My solution does not involve you going cold turkey on your seminars. In fact, you might even need to be doing more traditional seminars than you are doing today (not what you expected me to say, I know). My proposition will give you the ability to do tens of thousands of seminars per year (not a typo). And if I were a seminar marketing agent or advisor today, here is exactly what I would do.
First, hire a professional video group to film you giving a live event with actual prospects. If that makes you too nervous, simply rent out a conference room from a local hotel during a slow time for them, bring in some of your close friends, family or clients, and film it with them watching you and pretending to be the audience of seminar prospects. And if you still don’t like that idea, just have the video of you only (perhaps in front of a white board or wall where your presentation will be projected).
Once the full seminar is edited and cut, break it down into a couple smaller pieces. This way, you can let the visitors who come to your site watch a specific piece (perhaps just a few minutes) to whet their appetite, and then they have to opt-in their information to see the full presentation. Any Web designer can structure something like this without any problems (and with hardly any cost to you). Doing this enables you to offer your seminar online 24 hours a day. And even if you hardly have any traffic to your site today, it is worth it
if just one person to look you up online, come to your site, watch the first two minutes of your presentation, want to see more, opt-in, and then answer the phone when you call the next day.
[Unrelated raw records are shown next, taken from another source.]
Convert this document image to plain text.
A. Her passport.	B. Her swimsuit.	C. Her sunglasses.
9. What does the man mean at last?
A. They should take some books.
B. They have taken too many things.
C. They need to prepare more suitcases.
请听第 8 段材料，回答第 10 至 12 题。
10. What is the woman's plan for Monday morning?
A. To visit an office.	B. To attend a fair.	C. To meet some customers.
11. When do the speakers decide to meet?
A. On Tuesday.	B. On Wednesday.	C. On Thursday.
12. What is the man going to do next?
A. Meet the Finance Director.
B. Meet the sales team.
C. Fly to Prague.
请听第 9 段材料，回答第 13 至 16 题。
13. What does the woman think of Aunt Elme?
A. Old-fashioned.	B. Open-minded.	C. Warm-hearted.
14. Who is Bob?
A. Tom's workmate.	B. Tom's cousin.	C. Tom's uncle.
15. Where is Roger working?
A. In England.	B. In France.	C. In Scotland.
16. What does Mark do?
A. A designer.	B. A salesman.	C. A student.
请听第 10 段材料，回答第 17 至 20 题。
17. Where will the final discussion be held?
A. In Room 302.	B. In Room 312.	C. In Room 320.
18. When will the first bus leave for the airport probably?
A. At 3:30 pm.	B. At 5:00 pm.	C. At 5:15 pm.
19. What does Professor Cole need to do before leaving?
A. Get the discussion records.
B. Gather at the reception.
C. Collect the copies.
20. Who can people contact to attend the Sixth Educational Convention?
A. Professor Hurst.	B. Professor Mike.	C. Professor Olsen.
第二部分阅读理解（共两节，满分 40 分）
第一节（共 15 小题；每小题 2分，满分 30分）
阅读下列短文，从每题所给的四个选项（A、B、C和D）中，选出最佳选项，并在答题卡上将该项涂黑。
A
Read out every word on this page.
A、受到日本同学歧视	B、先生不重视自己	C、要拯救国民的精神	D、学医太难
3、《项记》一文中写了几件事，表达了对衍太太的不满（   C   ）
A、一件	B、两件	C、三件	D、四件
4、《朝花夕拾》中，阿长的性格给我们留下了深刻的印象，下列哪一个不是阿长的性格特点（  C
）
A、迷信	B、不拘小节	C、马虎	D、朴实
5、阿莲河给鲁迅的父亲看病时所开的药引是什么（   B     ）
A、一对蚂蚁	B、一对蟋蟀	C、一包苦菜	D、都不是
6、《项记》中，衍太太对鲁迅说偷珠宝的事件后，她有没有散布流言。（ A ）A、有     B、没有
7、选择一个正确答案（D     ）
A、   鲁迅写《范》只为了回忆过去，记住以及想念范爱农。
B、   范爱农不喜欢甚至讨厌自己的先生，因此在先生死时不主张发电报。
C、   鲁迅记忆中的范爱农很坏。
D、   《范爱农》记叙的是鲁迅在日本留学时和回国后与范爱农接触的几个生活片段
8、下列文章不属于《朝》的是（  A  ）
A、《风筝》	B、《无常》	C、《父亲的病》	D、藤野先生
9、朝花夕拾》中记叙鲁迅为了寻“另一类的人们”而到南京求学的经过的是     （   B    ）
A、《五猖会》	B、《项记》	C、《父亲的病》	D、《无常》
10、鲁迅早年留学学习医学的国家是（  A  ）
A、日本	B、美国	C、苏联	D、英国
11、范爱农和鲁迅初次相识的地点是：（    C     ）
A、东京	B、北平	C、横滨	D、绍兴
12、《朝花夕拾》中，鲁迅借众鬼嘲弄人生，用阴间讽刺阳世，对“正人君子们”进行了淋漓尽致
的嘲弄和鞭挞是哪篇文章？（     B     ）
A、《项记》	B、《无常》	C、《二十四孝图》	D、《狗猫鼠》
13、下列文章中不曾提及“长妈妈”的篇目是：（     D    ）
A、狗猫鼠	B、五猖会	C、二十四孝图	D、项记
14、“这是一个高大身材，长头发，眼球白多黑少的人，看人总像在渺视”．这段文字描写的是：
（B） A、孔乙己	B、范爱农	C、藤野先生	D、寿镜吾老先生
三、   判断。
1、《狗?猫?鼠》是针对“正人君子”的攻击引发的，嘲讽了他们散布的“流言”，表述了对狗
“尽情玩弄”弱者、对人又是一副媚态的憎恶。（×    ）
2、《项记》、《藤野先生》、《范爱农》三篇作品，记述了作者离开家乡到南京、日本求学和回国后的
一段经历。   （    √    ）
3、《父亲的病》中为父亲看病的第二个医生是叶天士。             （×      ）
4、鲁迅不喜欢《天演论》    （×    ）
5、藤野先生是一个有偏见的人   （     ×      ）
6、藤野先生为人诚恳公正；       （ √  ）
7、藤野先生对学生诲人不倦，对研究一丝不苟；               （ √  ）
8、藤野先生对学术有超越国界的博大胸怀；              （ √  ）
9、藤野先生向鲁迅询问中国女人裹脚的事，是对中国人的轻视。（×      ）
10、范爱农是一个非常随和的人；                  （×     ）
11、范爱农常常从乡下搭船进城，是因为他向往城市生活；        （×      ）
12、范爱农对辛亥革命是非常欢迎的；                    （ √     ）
Do you think your chances of closing that prospect or referral go up or down when you speak to them the first time after they have already seen your powerful presentation and had the chance to see and hear you a little more as a person? You're darn right; the chances of closing go up. You are halfway to making a new client on your first phone call. This kind of online marketing can turn you into a real person, and in some cases, it can even turn you into a celebrity. Don’t ever underestimate the power of video. We have watched video change the world we live in, how we get our news, how we connect with musicians, how we like to be educated, how we entertain
ourselves, and even how we find "how to" material.
Video may or may not kill the traditional seminar star. Heck, it might even have an impact on today’s advisor radio stars (as the original song implied). But one thing I do know is that the only advisors who aren’t wondering (or complaining) about where their growth is going to come from in 2014 and beyond are the ones using digital marketing in their practice. Their biggest concerns right now are how to replicate themselves and how to best capitalize on this marketing shift. This can be you, too. Don’t be left behind.
Finally, let me ask my message a different way. Assume that my entire article was cut down to the following question.
If I could show you a way to do fewer (or the same amount of) actual workshop seminars, which means:
Would you be interested?
- Paying for fewer venues and meals
- Enduring fewer headaches, less stress, and fewer nights presenting the same pitch over and over again
- Having more prospects actually watch your seminar each year, even when you are on vacation and meeting with other prospects and clients
- Working smarter
- Earning more net profit to your practice
If you have a good story tell to the world and someone offers you a larger stage or platform to tell it, then by all means, do it. Don’t keep
a powerful message all to yourself or just to a small group. The retirement nation wants to hear from you. See you in the future!